Jenifer Beckers »Zeiten der Langeweile«–

Die gute Nachricht zuerst. Nachdem ich ja von der Seite-50-Warte aus genervt berichtet habe, dass die Ich-Erzählerin einfach nicht auf die Idee kommt ein Buch zu lesen, gibt’s ab S. 65 die Wende zum Besseren. Für das gedruckte Buch – nicht unbedingt für uns Leserinnen.

»Zeiten der Langeweile« ist sagenhaft präzise beobachtet, aber durch und durch humorlos und das kann ich über 238 Seiten schwer aushalten.

Mila beschließt ihre Social Media Existenz zu beenden.

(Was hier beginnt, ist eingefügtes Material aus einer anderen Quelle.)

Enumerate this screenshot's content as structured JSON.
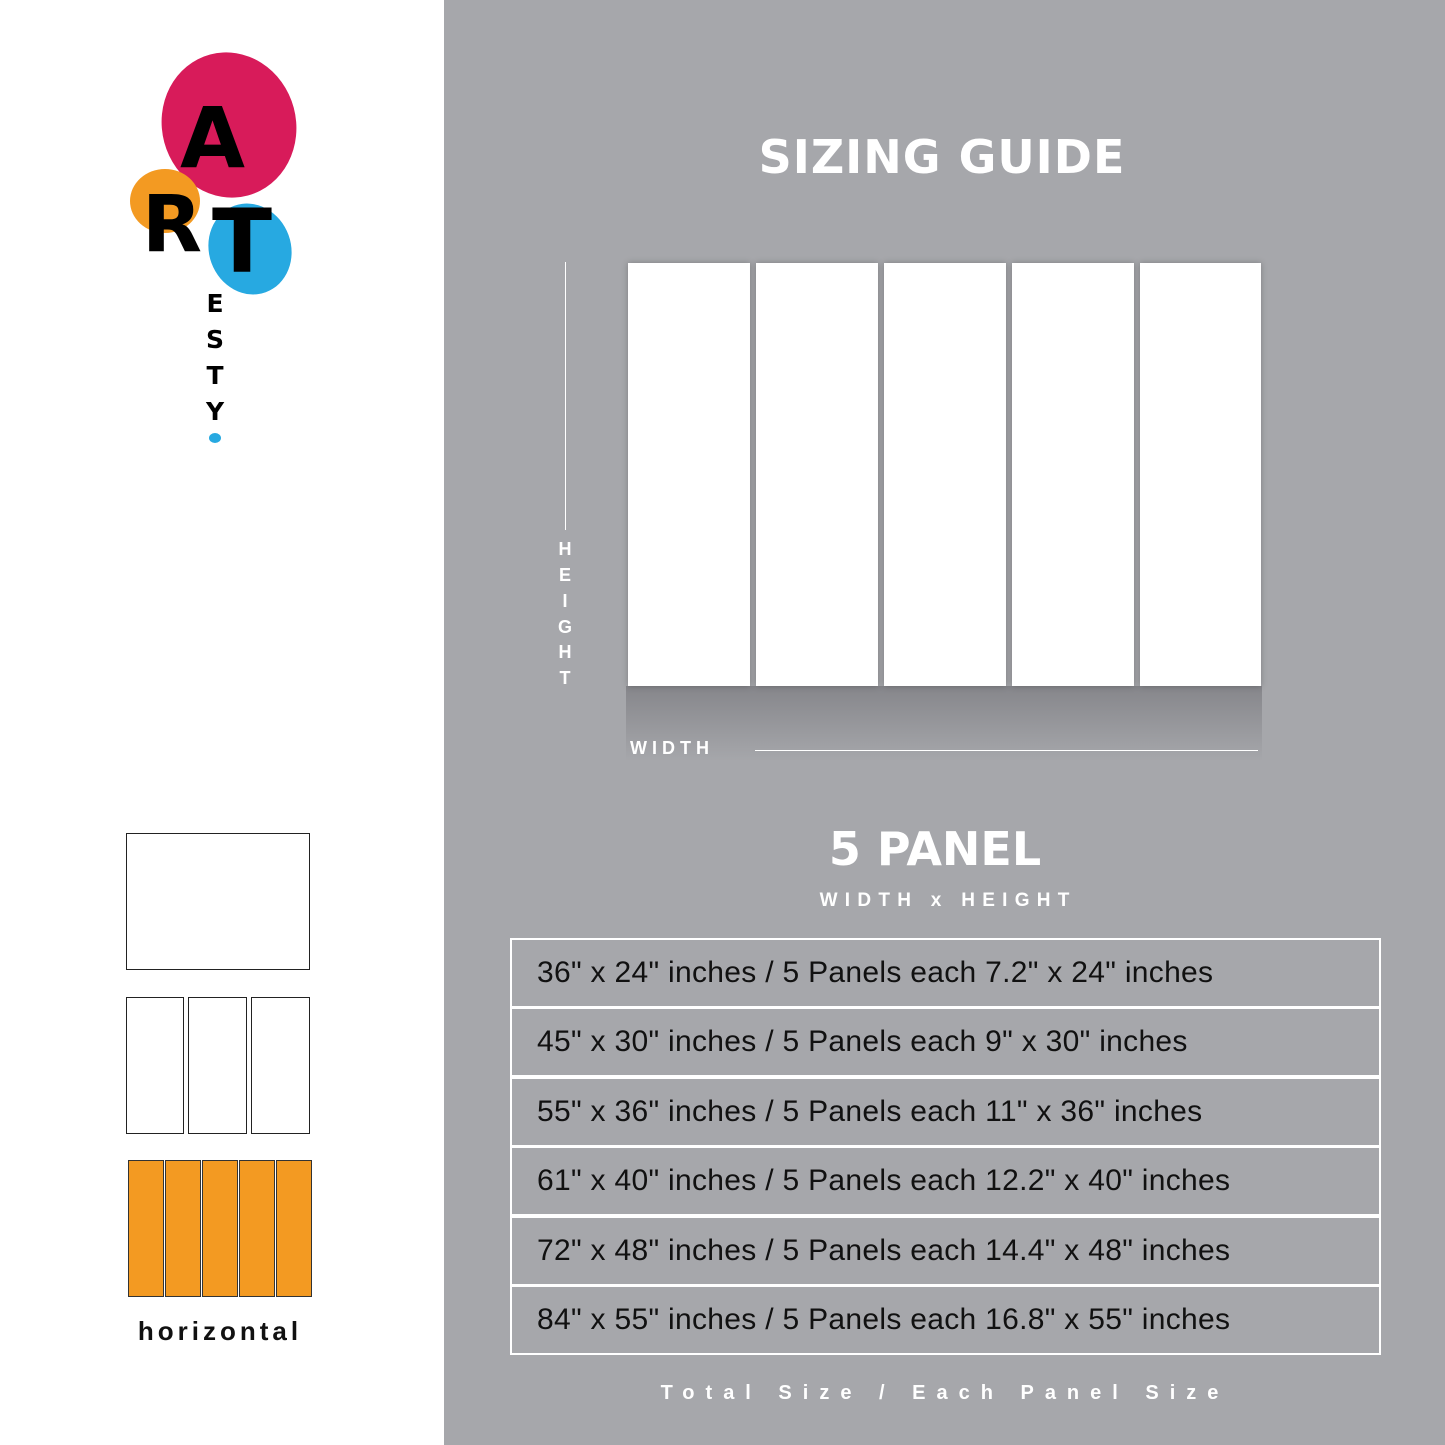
{
  "logo": {
    "letters": [
      "A",
      "R",
      "T"
    ],
    "sub_letters": [
      "E",
      "S",
      "T",
      "Y"
    ],
    "text": "ARTESTY",
    "colors": {
      "pink": "#d81b5a",
      "orange": "#f39a22",
      "blue": "#27a9e1"
    }
  },
  "header": {
    "title": "SIZING GUIDE"
  },
  "diagram": {
    "height_label": [
      "H",
      "E",
      "I",
      "G",
      "H",
      "T"
    ],
    "width_label": "W I D T H",
    "panel_count": 5
  },
  "section": {
    "title": "5 PANEL",
    "subtitle": "W I D T H   x   H E I G H T"
  },
  "sizes": [
    "36\" x 24\" inches / 5 Panels each 7.2\" x 24\" inches",
    "45\" x 30\" inches / 5 Panels each 9\" x 30\" inches",
    "55\" x 36\" inches / 5 Panels each 11\" x 36\" inches",
    "61\" x 40\" inches / 5 Panels each 12.2\" x 40\" inches",
    "72\" x 48\" inches / 5 Panels each 14.4\" x 48\" inches",
    "84\" x 55\" inches / 5 Panels each 16.8\" x 55\" inches"
  ],
  "footer": {
    "caption": "Total Size / Each Panel Size"
  },
  "layouts": {
    "selected": "horizontal",
    "label": "horizontal",
    "accent": "#f39a22"
  }
}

Sie schafft sich ein »Dumbphone« an und will »Die fundamentale Angst loswerden, gecancelt zu werden.« Das kommt für sie einem gesellschaftlichem Selbstmord gleich und ist wohl auch so gemeint. Der kalte Entzug ist brutal und hinterlässt erst einmal Orientierungslosigkeit und depressive Leere: »Keine Spuren davon, dass auch nur irgendjemand an mich dachte.«

Selbstzerstörung? Ist das nicht etwas dramatisch für ein Discord-Account, das man nie benutzt? Google schreibt Mila besorgt an und fragt: »Warum willst du dich auslöschen?«. Der Konzern geht davon aus, dass eine nicht-digitale Existenz eine Nicht-Existenz ist.

Nachdem Mila sich, wie wir alle, während Corona an die soziale Zoom-Distanz gewöhnt hat, findet sie das Leben auf der Straße schlicht zu krass und unmittelbar. Zumal sie fast die einzige ist, die noch Maske trägt und entsetzt in die unverhüllten Gesichter ihrer Mitmenschen blickt, z.B. bei einer Verkäuferin: »Ich fand es viel zu intim, in diese leicht vergilbten Zahnzwischenräume zu sehen.«

Auf ihren Streifzügen entdeckt sie völlig neue Geschäfte in ihrem Berliner Kiez, den sie wie eine Touristin erforscht, seitdem sie nicht mehr auf Instagram darf. Doch die Marken-Hysterie , die ihr in analogen Shops entgegenschreit, unterscheidet sich nicht wesentlich von den Influencer-Accounts, die sie bisher aus Langeweile frequentierte. Sie entdeckt Designer-Hundekotbeutelspender und bekommt Grüne-Soße-Schokolade angeboten. Dass Social Media auch nur die konsequente Fortsetzung des bereits bestehenden Konsumdrucks mit noch brutaleren Mitteln ist, ist eine wichtige Erkenntnis aus Milas Selbstversuch.

Als eine Freundin ihr anbietet, sich im leerstehenden Ferienhaus ihrer Verwandtschaft zu verschanzen und der Großstadt völlig den Rücken zu kehren, macht sie sich auf die Reise. Ausgerechnet ins volldigitalisierte Norwegen, was für Social-Media-Abstinenz etwa soviel bedeutet, wie sich als Schokoholic über Nacht in einer Konditorei einsperren zu lassen. Das Ergebnis der selbstgewählten Einsiedelei zwischen wohlhabenden, voll-vernetzten Nachbarn, ist dann auch nicht zufriedenstellend, denn statt Abstand, Gelassenheit und Heilung, entwickelt Mila immer ausgeprägtere Paranoia und Zynismus: »Eine abgelegene Insel in der Nordsee mit 4G zu bestrahlen, ist auf jeden Fall ein außerordentlicher Entwicklungsparameter«. Die Rückkehr ins ihr vertraute Umfeld scheint unausweichlich: »Ich lud Instagram runter.«

Jenifer Becker, »Zeiten der Langeweile«, Roman, Hanser Berlin, 238 Seiten. Erschienen am 21.8.23.